Guest Blog by Wayne W. Carlson, Michael S. Raum & Elizabeth L. Alvine, Fredrikson & Byron
The state of North Dakota recently adopted the Revised Uniform Limited Liability Company Act (RULLCA), which directly affects the law governing LLCs. Minnesota has already adopted this change. This is important as, over the last 15 years, LLCs have become the dominant form of business entity in the state of North Dakota.
As a reminder, LLC stands for limited liability company. It’s a form of business entity that combines the pass-through taxation generally found in a partnership with the limited liability of a corporation.
The RULLCA made some pretty substantial changes to the law governing LLC’s. Specifically, there are two points in particular that you need to take notice of:
First, RULLCA imposes a default management structure, which is equal among all members. What this means is that, unless they have an agreement to the contrary, all members of the LLC are given an equal voice in management, no matter their level of ownership interest. This is a distinct difference from the prior act, which called for voting rights distributed in proportion to ownership interest, similar to that of a corporation.
Second, RULLCA’s default rules require making interim distributions on an equal, per capita basis for all members.

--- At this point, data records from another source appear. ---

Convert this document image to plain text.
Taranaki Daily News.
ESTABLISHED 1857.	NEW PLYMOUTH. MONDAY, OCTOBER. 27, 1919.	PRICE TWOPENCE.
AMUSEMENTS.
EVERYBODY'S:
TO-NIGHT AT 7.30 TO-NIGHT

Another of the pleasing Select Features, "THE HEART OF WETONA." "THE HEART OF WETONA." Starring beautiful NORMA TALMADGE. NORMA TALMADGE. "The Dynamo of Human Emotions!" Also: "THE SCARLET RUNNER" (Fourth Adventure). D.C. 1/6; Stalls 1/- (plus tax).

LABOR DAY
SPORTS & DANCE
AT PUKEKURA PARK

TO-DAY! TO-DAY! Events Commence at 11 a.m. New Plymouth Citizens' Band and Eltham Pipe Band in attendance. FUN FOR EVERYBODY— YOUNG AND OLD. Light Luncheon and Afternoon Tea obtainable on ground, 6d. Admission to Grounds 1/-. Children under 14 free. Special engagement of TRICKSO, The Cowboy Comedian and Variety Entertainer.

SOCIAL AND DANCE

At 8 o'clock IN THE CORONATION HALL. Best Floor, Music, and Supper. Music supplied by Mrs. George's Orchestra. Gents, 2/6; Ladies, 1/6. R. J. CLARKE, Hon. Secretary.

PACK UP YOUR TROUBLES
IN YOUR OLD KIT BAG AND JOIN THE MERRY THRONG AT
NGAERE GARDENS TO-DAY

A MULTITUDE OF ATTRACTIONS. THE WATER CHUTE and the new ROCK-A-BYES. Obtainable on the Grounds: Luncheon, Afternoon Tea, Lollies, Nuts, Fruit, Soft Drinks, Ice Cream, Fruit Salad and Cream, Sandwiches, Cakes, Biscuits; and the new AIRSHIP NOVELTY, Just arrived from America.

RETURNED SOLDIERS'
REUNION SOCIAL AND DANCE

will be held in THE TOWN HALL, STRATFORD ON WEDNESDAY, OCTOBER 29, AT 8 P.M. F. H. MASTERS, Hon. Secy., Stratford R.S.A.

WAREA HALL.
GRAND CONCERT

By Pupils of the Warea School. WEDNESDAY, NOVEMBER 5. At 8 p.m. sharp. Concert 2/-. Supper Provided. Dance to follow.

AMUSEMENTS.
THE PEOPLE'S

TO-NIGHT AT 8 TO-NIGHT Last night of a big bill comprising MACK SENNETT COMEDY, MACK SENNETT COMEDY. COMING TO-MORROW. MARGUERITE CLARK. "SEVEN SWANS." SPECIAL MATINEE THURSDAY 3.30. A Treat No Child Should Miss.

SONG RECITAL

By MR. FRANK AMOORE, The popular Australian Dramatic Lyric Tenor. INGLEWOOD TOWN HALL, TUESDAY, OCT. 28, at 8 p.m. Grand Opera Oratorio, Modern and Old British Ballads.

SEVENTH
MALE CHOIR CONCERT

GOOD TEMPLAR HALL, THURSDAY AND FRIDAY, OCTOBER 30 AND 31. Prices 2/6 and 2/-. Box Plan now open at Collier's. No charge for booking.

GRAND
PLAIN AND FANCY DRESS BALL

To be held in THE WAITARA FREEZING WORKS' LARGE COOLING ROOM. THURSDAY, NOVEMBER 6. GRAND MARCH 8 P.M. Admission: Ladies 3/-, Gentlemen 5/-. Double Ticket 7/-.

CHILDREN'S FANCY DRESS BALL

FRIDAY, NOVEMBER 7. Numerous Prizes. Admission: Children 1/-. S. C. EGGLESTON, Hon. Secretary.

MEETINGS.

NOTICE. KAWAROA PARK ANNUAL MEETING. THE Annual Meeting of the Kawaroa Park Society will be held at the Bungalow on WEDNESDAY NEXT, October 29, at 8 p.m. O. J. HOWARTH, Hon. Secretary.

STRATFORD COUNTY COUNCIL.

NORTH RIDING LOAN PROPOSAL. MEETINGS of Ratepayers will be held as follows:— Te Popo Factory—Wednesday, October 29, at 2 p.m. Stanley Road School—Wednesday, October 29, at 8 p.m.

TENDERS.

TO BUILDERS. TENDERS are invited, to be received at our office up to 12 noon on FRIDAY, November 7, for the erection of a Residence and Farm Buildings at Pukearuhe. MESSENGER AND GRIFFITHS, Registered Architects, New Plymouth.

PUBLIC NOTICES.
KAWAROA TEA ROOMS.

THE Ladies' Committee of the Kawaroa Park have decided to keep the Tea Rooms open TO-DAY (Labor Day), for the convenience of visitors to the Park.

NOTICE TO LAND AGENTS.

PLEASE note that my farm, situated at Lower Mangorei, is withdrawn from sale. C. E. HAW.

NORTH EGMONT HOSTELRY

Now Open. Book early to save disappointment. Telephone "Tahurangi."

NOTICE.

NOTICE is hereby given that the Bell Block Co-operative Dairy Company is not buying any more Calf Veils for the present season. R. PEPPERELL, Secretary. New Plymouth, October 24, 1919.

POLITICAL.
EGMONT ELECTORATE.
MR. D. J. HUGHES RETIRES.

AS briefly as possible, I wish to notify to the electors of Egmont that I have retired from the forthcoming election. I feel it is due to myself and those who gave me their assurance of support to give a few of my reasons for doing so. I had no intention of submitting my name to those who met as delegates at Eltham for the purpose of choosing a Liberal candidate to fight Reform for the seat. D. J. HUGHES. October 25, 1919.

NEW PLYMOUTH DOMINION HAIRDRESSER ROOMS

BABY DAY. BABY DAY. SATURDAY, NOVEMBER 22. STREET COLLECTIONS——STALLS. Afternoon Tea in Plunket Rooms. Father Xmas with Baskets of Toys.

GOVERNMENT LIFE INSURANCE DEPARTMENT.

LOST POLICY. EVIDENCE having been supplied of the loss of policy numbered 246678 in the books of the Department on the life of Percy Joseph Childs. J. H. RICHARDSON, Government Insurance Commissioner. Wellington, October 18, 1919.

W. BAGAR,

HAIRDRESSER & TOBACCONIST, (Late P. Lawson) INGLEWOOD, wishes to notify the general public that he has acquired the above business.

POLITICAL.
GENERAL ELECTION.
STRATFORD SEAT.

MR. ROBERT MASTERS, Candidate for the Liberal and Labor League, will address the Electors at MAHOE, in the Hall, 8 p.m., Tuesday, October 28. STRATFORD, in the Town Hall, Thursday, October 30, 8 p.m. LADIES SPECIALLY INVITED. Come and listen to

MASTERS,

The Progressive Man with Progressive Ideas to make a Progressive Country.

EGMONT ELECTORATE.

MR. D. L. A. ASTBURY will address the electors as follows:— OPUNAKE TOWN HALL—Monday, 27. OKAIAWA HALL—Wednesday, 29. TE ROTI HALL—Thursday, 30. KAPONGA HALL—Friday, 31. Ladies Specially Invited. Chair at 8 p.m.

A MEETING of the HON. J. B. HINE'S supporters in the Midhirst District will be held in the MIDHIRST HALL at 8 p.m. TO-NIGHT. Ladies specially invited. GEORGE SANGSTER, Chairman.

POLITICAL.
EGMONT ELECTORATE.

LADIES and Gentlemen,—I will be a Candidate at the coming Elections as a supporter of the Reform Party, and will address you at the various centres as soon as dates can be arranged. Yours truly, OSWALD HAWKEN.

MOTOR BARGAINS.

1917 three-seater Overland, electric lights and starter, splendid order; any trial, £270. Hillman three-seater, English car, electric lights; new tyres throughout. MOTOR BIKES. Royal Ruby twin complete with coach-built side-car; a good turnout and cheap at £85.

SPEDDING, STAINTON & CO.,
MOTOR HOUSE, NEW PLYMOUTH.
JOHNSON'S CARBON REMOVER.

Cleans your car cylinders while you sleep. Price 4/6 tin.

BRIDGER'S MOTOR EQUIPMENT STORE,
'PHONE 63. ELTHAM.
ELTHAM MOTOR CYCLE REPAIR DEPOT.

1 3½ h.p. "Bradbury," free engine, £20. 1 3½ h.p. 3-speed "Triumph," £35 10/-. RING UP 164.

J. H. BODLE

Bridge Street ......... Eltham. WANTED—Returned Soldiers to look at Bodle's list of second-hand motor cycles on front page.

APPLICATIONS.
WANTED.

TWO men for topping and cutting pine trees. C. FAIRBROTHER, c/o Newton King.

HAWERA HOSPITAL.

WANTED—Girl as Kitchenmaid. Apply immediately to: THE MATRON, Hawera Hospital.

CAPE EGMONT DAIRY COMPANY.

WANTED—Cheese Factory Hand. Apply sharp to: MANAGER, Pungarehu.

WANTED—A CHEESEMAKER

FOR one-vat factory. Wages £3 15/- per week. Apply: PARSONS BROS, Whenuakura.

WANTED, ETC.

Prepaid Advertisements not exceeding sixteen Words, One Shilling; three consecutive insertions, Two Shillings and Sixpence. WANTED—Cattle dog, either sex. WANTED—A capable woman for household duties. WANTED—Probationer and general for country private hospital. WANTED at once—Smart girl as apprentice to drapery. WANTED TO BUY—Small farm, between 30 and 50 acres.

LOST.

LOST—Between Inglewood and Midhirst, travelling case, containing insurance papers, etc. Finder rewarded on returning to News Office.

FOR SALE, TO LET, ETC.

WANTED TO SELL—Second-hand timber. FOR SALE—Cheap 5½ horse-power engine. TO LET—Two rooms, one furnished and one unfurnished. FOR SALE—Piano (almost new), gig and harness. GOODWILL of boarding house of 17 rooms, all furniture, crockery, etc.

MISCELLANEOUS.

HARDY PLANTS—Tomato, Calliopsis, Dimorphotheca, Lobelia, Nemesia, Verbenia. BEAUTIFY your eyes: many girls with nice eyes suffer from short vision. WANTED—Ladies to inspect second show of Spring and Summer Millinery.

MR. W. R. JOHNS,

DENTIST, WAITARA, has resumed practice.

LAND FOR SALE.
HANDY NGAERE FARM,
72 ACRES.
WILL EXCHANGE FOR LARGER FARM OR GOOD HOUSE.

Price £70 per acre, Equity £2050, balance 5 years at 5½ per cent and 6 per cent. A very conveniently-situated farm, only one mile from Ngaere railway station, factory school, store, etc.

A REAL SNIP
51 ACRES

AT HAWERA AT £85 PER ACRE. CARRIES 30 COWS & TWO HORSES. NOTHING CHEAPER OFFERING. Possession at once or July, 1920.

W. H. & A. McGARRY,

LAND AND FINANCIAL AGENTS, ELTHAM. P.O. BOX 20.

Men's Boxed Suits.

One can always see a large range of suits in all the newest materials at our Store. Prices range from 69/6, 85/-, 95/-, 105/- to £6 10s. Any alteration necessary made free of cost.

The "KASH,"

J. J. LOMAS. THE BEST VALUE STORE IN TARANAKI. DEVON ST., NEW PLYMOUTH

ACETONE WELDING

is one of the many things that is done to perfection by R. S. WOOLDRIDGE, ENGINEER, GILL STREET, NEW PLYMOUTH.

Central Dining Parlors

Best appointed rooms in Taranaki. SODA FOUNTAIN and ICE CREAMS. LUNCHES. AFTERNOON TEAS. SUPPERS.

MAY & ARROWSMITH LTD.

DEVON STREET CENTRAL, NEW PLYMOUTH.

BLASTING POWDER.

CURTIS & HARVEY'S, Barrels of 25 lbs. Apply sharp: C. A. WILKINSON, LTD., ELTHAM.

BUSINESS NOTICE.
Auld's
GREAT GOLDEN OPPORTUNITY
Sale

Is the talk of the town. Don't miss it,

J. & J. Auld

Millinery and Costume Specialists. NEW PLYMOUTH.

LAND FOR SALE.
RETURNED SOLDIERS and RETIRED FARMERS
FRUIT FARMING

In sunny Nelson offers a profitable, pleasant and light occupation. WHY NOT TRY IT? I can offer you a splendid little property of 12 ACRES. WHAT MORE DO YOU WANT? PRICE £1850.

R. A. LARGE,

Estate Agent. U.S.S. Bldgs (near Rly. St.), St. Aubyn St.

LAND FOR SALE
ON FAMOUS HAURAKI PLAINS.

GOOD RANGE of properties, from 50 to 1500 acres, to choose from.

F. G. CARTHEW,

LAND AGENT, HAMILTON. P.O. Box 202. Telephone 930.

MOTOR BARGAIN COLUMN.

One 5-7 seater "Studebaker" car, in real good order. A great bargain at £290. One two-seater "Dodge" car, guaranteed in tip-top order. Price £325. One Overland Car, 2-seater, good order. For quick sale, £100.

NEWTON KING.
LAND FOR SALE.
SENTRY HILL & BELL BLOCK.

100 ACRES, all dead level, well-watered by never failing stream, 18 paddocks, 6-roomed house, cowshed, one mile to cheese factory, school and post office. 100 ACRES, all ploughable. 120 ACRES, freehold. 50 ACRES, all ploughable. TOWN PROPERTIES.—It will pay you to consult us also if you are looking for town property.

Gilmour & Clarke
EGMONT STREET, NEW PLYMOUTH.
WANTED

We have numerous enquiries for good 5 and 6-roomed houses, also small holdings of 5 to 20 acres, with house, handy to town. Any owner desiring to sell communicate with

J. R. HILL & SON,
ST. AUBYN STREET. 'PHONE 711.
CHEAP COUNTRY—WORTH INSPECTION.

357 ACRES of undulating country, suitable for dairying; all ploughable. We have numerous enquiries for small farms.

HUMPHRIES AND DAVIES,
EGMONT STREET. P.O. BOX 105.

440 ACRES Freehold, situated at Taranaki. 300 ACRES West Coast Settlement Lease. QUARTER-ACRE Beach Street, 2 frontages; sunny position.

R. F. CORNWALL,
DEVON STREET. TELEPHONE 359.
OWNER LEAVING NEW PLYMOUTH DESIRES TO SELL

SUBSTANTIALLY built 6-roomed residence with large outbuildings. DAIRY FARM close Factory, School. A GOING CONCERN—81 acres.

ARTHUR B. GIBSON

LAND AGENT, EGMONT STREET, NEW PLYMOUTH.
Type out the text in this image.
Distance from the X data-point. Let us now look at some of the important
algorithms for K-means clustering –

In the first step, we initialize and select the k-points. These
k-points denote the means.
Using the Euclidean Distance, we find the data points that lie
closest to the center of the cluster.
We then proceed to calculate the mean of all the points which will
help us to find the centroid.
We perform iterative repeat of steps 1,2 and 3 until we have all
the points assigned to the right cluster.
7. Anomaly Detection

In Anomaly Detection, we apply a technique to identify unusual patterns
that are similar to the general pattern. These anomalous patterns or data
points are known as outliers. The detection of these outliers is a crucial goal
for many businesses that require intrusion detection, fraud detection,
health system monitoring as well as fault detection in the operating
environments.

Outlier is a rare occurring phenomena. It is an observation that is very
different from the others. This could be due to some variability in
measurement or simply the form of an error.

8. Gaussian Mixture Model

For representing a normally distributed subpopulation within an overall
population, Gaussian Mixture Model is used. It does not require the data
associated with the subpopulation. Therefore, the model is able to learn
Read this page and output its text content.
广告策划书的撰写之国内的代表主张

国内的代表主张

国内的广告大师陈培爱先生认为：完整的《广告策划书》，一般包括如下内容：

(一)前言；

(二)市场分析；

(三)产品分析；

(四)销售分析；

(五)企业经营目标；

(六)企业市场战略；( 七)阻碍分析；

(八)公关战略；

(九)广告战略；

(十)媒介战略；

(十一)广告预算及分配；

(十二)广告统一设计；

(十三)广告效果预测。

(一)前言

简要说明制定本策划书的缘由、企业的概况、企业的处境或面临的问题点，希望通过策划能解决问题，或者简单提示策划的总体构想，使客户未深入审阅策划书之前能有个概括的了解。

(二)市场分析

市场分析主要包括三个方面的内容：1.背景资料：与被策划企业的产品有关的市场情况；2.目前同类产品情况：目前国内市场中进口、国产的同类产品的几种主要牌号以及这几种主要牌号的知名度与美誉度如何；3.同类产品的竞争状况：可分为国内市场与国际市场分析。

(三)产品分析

This means that, if an LLC had two members, it would distribute $100 50/50 between the two, regardless of how much capital each contributed, unless the LLC had an agreement to the contrary. Again, this is a distinct difference from the previous act, where interim distributions were made in proportion to the amount of capital contributed by each member.
So are you stuck with these default rules of RULLCA? Well, it depends on one thing. Does your business have an operating agreement? New LLCs which have operating agreements will be able to operate under almost any set of rules the owners choose.
If you don’t have an operating agreement, however, it’s a different story. This is a typical scenario for many LLCs formed without legal assistance and guidance. Without an operating agreement, RULLCA essentially becomes your operating agreement and now governs the management structure and interim distributions of your entity.
The moral of the story is two-fold. One, keep these rules in mind when forming an LLC or working with an LLC, especially if they don’t have an operating agreement. Second, there are a lot of DIY tools when you’re forming an entity. It’s important to have a trusted business advisor alongside you on this journey to help ensure you have the proper protections and safeguards in place.